2. Gerakan semacam ini tidak mungkin lahir tanpa umat Islam merumuskan kembali Islam
sebagai ideologi, nilai peradaban dan identitas kebudayaannya sendiri menghadapi tantangan
modernitas barat. Dalam konsep Negara Islam terpadu semua itu, kata Al-Afghani, janganlah
hanya membicarakan Islam dari sudutnya sebagai agama ritual yang sempit, tetapi bagaimana
melakukan elaborasi secara intelektual-religius agar bisa mendiskusikan hal-hal seperti
berkaitan dengan soal hukum Islam, soal kelembagaan sosial Islam, dan soal-soal
berhubungan dengan kekuasaan serta wilayah politik lainnya.
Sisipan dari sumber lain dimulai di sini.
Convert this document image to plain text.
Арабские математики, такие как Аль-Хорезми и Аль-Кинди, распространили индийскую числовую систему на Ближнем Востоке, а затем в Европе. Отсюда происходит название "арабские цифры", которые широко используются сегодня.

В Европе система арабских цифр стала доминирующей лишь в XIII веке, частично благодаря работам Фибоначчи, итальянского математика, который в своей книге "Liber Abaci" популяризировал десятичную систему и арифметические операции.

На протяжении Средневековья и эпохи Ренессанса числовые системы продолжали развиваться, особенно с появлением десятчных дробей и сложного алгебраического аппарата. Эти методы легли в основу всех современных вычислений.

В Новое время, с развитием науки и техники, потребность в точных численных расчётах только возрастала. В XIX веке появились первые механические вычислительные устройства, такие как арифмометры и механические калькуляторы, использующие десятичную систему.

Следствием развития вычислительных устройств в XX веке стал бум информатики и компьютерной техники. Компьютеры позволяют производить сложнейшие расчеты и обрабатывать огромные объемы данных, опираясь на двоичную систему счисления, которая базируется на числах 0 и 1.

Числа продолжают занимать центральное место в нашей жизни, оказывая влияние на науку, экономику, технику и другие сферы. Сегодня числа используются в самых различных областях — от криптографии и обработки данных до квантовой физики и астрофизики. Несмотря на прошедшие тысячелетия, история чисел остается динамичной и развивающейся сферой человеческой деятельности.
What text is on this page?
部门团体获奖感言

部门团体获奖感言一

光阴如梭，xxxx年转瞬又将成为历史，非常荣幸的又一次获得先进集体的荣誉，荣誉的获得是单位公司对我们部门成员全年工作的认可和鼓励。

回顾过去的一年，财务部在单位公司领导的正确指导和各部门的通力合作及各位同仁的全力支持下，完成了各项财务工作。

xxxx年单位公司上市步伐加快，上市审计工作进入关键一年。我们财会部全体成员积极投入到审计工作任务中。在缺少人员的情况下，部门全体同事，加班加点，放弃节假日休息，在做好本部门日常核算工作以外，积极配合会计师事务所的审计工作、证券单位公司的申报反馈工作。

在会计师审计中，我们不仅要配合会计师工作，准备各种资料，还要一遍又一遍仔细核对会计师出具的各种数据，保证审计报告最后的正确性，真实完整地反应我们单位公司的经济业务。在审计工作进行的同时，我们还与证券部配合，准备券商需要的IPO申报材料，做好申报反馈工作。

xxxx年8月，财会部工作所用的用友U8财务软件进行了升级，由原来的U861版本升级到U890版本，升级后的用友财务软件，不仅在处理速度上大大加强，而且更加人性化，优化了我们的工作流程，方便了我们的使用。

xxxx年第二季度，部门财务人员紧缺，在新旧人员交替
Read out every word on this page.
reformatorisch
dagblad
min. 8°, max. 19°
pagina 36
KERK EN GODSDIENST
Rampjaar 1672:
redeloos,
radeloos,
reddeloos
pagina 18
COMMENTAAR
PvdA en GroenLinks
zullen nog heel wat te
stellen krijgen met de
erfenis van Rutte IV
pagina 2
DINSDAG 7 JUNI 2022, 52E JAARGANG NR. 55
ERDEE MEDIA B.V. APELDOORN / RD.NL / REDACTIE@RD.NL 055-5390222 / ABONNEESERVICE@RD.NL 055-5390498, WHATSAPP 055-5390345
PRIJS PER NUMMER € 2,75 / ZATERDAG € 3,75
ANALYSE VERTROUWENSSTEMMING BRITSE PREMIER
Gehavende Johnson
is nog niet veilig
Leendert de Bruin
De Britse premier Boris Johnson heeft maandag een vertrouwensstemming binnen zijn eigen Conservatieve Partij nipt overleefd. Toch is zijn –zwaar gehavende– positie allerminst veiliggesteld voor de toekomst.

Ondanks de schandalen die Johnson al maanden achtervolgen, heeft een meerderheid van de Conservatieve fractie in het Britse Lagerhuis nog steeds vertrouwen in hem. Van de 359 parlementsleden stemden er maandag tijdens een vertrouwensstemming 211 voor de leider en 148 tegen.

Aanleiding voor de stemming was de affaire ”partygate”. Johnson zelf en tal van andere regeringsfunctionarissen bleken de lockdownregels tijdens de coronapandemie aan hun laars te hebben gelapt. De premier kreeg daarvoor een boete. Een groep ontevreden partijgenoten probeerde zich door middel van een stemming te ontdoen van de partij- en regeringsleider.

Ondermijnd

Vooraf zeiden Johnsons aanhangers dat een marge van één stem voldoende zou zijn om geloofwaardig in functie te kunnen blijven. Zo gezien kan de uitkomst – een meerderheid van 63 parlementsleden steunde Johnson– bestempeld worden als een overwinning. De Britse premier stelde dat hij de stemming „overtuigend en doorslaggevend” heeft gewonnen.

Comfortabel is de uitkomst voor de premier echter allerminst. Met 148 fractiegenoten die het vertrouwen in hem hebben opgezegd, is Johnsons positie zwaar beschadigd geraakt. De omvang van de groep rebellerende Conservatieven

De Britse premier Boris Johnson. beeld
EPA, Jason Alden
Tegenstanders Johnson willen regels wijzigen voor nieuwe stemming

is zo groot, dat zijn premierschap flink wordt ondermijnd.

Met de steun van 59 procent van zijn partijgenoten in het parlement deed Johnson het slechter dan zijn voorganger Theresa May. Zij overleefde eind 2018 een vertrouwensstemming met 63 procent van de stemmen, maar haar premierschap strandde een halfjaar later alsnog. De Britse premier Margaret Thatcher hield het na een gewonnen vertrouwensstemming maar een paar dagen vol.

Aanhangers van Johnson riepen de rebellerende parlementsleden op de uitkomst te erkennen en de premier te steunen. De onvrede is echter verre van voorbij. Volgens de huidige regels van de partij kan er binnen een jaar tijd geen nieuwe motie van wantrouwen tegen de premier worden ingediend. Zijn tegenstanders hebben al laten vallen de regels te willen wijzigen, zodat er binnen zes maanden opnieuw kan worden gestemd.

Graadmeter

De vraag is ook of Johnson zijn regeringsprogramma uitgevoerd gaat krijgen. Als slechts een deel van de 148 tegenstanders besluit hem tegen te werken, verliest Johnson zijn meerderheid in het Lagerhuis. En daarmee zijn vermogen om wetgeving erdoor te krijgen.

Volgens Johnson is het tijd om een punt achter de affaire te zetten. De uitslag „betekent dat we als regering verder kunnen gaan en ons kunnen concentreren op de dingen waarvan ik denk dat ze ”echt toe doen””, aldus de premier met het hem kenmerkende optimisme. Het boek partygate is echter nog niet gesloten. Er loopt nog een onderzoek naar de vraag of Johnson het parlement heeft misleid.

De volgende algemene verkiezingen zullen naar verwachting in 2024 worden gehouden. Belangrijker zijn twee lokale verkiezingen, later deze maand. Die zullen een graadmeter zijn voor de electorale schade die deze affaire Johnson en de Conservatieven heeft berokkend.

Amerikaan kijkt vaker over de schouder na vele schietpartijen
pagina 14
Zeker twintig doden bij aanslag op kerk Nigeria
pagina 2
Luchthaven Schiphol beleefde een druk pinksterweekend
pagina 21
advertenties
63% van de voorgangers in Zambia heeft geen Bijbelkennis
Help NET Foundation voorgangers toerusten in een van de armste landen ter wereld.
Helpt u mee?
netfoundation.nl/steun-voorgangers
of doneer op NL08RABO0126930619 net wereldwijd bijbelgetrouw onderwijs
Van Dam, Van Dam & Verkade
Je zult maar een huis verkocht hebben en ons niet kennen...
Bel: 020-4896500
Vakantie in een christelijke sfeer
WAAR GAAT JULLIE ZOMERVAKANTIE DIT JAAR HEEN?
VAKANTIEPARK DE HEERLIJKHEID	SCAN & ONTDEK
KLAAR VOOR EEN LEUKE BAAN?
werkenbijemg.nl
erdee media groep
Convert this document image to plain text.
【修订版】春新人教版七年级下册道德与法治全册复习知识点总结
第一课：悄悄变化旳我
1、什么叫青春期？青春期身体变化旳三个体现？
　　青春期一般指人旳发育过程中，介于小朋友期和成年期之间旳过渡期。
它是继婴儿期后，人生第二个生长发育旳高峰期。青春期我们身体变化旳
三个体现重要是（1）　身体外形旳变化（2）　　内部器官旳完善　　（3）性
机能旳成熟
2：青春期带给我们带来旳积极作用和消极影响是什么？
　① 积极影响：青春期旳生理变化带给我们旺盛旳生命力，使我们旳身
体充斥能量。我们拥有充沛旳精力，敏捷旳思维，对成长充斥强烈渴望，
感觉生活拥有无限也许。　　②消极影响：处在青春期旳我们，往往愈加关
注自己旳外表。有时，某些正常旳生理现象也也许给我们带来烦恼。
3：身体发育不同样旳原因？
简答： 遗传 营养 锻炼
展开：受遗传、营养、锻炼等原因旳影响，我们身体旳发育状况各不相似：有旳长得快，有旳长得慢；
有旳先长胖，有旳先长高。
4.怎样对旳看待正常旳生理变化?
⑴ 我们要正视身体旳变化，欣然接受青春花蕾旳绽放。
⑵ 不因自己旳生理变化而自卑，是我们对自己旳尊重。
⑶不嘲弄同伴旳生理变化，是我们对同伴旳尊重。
Gagasan Islam seperti itu yang kemudian sering dikatakan sebagai awal munculnya
modernisme Islam. Memang selain menumbuhkan semangat menentang terhadap hegemoni
barat, tetapi kalau diambil positifnya secara jujur bahwa sikap militansi yang tampak
bercorak fundamentalistik ini sesungguhnya juga mengandung keterbukaan. Ide dan konsep
mengenai Negara Islam pada akhirnya sampai ke Indonesia dalam sejarah prakemerdekaan
sampai pascakemerdekaan (juga di era reformasi ini.). Salah seorang pahlawan nasional,
Muhammad Natsir sangat dikenal di Indonesia juga luar negeri sebagai seorang tokoh Islam
yang gigih untuk membela Islam sebagai Dasar Negara. Ide dan pemikirannya telah membuat
catatan sejarah baru bagi perkembangan umat Islam di Indonesia. M. Natsir berpandangan
bahwa Islam merupakan agama yang ajarannya komprehensif dan mengatur segala aspek
kehidupan manusia di muka bumi ini. Politikus modern Islam ini dengan sangat gigih
memperjuangkan Islam sebagai Dasar Negara dan memberikan konsep-konsep mengenai
negara.
Dalam sejarah peradaban Islam di dunia telah banyak melahirkan tokoh dan beragam
pemikiran mereka mengenai Islam dan ajaran–ajaran yang dibawa oleh Nabi Muhammad ini.
Diskursus yang selalu mencuat dan tidak kehabisan waktu bagi semua kalangan baik
akademisi maupun kalangan agamawan ialah diskursus tentang Negara Islam. Term Negara
Islam sangat sering didengar, apalagi dalam perkembangan sejarah Indonesia, yaitu
terjadinya pemberontakan S. M. Kartosuwiryo di Jawa Barat yang kemudian berkembang ke
daerah Aceh, Jawa Tengah, Kaliantan Selatan, Sulawesi Selatan. Kartosuwiryo
memproklamirkan Negara Islam Indonesia dengan dia sebagai amir (pemimpinnnya). Namun
pergerakan yang dianggap makar ini dapat juga pada akhirnya diberantas oleh pemerintah
dengan sebuah operasi yang cukup dikenal yaitu Operasi Pagar Betis.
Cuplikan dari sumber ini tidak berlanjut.